Herhangi bir şeyi, insanı, diziyi, filmi sadece beğenmekle yetinmeden özenmeye, o olmaya ya da onlar gibi davranmaya başlamak ilk ne zaman kimin aklına nasıl gelmiş?
Sex And The City’nin boyalı bebekleri mi bize yol gösteriyor? Hafta sonunu değerlendirme fikrini hangi filmden diziden aldık?

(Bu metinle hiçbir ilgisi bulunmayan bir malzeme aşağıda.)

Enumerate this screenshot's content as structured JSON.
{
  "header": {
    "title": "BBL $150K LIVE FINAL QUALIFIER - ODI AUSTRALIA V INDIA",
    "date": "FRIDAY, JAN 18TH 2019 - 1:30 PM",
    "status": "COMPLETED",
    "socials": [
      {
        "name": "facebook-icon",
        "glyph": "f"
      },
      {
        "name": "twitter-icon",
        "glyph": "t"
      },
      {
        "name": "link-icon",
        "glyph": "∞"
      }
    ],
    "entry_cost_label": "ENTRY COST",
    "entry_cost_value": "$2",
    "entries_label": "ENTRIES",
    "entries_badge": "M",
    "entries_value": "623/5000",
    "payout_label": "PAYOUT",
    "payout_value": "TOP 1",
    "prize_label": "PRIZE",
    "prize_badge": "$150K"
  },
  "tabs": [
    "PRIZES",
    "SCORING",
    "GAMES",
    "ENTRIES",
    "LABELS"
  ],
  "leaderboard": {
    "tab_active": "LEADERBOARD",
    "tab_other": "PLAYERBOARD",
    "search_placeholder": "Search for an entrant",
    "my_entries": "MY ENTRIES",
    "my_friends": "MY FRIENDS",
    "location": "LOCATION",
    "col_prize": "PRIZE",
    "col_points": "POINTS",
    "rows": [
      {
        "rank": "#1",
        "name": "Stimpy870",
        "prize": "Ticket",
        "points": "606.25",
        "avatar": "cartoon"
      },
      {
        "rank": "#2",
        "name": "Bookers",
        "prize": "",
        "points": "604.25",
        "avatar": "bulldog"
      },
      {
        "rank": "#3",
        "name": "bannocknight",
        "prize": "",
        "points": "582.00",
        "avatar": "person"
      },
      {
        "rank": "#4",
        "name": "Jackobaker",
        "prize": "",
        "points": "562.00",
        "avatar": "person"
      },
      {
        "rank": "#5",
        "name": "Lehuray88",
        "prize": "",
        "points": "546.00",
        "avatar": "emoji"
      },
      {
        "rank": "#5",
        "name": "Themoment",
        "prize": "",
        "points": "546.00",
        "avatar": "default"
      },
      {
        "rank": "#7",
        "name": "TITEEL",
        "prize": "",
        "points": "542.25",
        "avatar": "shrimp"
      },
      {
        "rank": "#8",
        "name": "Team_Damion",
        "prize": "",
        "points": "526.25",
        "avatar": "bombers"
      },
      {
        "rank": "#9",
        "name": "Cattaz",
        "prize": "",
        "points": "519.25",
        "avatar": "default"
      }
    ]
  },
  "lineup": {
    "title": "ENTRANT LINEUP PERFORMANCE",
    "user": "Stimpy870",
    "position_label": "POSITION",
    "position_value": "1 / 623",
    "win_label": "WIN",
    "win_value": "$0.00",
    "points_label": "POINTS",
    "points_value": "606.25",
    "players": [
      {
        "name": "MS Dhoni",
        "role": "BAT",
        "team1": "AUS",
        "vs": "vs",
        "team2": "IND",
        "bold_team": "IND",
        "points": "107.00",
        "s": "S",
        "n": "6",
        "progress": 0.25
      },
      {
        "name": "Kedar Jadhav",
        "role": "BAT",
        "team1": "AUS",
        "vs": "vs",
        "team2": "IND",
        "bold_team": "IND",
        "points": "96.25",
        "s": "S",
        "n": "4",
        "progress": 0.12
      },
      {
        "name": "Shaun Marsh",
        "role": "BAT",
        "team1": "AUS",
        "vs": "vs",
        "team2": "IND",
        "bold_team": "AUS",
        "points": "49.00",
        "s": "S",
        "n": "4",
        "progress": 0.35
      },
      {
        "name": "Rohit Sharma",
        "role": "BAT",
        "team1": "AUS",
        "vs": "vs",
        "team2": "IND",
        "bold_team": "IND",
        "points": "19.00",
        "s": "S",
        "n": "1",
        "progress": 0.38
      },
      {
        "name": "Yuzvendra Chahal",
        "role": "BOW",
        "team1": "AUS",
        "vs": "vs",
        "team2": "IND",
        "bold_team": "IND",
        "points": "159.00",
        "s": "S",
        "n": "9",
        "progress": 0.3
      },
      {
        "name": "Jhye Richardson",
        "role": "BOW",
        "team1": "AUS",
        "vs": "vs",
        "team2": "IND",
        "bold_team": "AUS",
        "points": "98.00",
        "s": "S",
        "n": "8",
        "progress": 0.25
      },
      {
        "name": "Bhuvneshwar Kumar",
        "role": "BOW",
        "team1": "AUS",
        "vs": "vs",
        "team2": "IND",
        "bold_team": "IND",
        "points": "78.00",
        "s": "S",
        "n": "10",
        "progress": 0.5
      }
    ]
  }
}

Hani bunu yaptık, Cuma ve cumartesi akşamlarını hangi mekânda içmeyi düşünecek kadar nasıl kısır kaldık?
O özendiklerimizin Pazar Brunchları,barbekü partileri bizim gibi özentilikten değil ki, sevdikleri ailesi ve dostlarıyla vakit geçirmek için bahane. Şimdi tutup da biz de aynı şeyleri yapmak zorunda olduğumuz için sırf medeniyetin gerektirdiğini zannettiğimiz için, sırf yapmış olmak için yapıp bir de facebook da twitter’da at’leye with’leye yaptıktan sonra ne anlamı kalıyor sanıyoruz?
Sadece göstermek için yaşadıktan sonra hiçbir anın kıymeti yok ki.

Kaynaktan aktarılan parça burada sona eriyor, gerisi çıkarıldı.